The EEOC attempted an informal resolution of the dispute between the parties. However, conciliation attempts failed when the City would not come to the table, and the EEOC referred the charge to the DOJ, a standard procedure when an EEOC charge is brought against a public employer. The DOJ then filed a lawsuit against the City which the Vulcan Society and CCR have since become a party of.

When the first EEOC charge was filed in 2002, New York City’s fire department was 2.9 percent Black. The numbers have not changed at all since then, despite the fact that the City has had five years to try to remedy the problem. As of March 2007, the FDNY included 335 Black firefighters out of a total of approximately 11,500 firefighters, still barely more than 2.9 percent. New York City as a whole, by comparison, is 27 percent Black.

New York City also has the least diverse fire department of any major city in America – only 7.4 percent Black and Latino. Fifty-seven percent of Los Angeles’ firefighters, 51 percent of Philadelphia’s, and 40 percent of Boston’s are people of color. The fire departments are 30 percent Black in Baltimore and 23 percent Black in Chicago.

The central issue in the case is whether the skills measured by the FDNY’s written exam have any relationship to skills necessary to be a good firefighter – the EEOC and DOJ have concluded that they do not. CCR contends that there is no reason the City should be using this test to hire firefighters and that continuing to use it is against the law.

The DOJ and CCR are seeking relief for Black and Latino candidates who were not hired or whose hiring was delayed because of the use of the written tests given in 1999 and 2002, scores from which were used to rank candidates for hiring. Because this test, which has no valid relationship to job skills, has a disparate impact on Blacks and Latinos, its use by the FDNY is illegal under Title VII. Remedies will be decided by the court, but CCR believes they will include forcing the FDNY to hire affected Black and Latino candidates and give them back pay and retroactive seniority.

Timeline

On April 9, 2002, the Vulcan Society filed a federal EEOC complaint against the New York City Fire Department, charging the FDNY with discriminatory hiring practices.

In August 2002, the Center for Constitutional Rights filed EEOC charges on behalf of the Vulcan Society and served as adjudicatory in this case.

On February 23, 2005, CCR filed a second EEOC charge on behalf of three Black firefighter applicants, Marcus Haywood, Candido Nunez and Roger Gregg.

On November 29, 2005, the EEOC issued a determination in favor of the individual firefighter applicants, stating that “the difference in pass/fail rates is highly statistically significant.” The determination went on to say, “the test’s impact on those who passed shows that the distribution of Blacks by scoring band is the opposite of the distribution of whites … the higher the score, the smaller the proportion of Blacks. … 2.6 percent of the top scoring band was Black, while 86.5 percent of it was white.”

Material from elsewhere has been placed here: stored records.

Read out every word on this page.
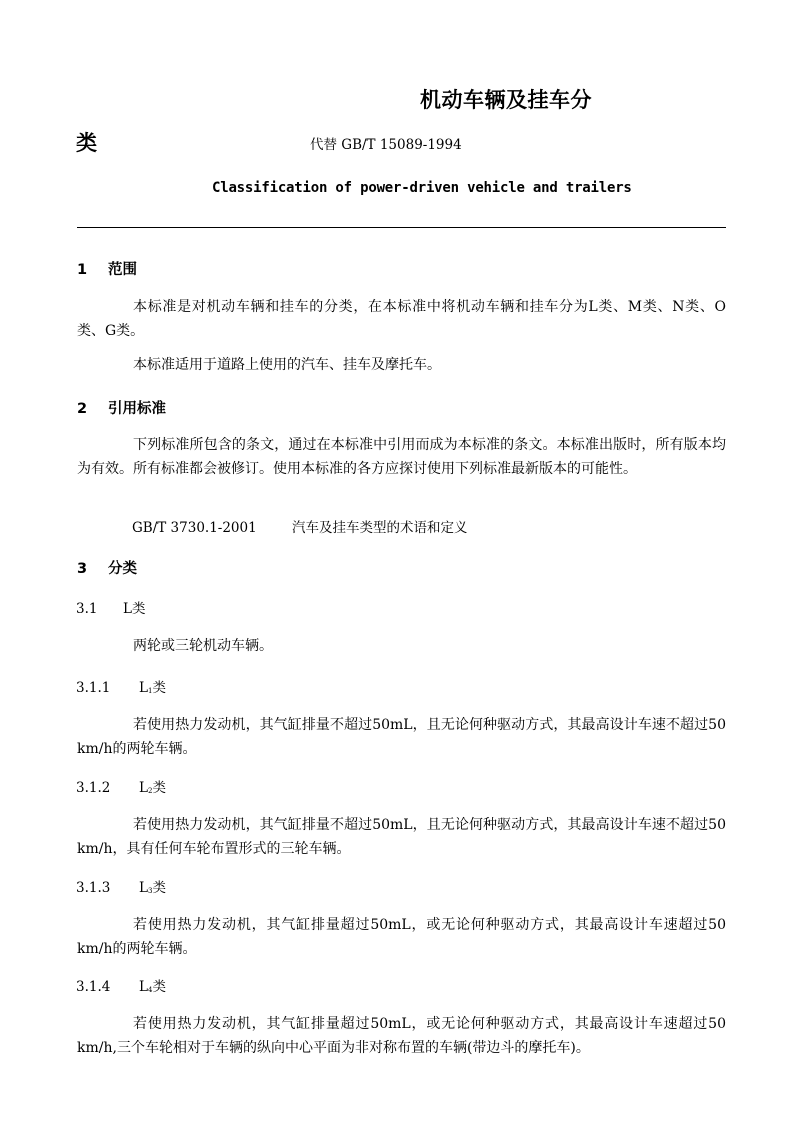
机动车辆及挂车分
类	代替 GB/T 15089-1994
Classification of power-driven vehicle and trailers
1 范围
本标准是对机动车辆和挂车的分类，在本标准中将机动车辆和挂车分为L类、M类、N类、O类、G类。
本标准适用于道路上使用的汽车、挂车及摩托车。
2 引用标准
下列标准所包含的条文，通过在本标准中引用而成为本标准的条文。本标准出版时，所有版本均为有效。所有标准都会被修订。使用本标准的各方应探讨使用下列标准最新版本的可能性。
GB/T 3730.1-2001	汽车及挂车类型的术语和定义
3 分类
3.1 L类
两轮或三轮机动车辆。
3.1.1 $L_1$类
若使用热力发动机，其气缸排量不超过50mL，且无论何种驱动方式，其最高设计车速不超过50 km/h的两轮车辆。
3.1.2 $L_2$类
若使用热力发动机，其气缸排量不超过50mL，且无论何种驱动方式，其最高设计车速不超过50 km/h，具有任何车轮布置形式的三轮车辆。
3.1.3 $L_3$类
若使用热力发动机，其气缸排量超过50mL，或无论何种驱动方式，其最高设计车速超过50 km/h的两轮车辆。
3.1.4 $L_4$类
若使用热力发动机，其气缸排量超过50mL，或无论何种驱动方式，其最高设计车速超过50 km/h,三个车轮相对于车辆的纵向中心平面为非对称布置的车辆(带边斗的摩托车)。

On May 21, 2007, the Department of Justice filed a lawsuit in the U.S. District Court for the Eastern District of New York, United States of America v. City of New York, against the City of New York.

On July 11, 2007, the Uniformed Firefighters Association (UFA) intervened in the DOJ lawsuit on the side of the city.

On July 17, 2007, CCR filed to intervene in the DOJ lawsuit on behalf of the Vulcan Society and Messrs. Haywood, Nunez and Gregg

On September 5, 2007, the United States District Court for the Eastern District of New York granted the motion to intervene.

On September 25, 2007, The Vulcans and the three individuals officially intervened as plaintiffs in the lawsuit.

On April 25, 2008, The vulcans and the individual plaintiffs filed a motion for class certification.

On February 23, 2009, The Vulcans, the individual plaintiffs and the DOJ moved for summary judgement.

On March 19, 2009, oral argument on the summary judgment motions and the Vulcans and individual plaintiffs’ motion to certify a class was held before United States District Judge Nicholas Garaufis at the United States District Courthouse in Brooklyn.

On May 11, 2009, the United States District Court certified the case as a class action with the Vulcan Society as class representatives.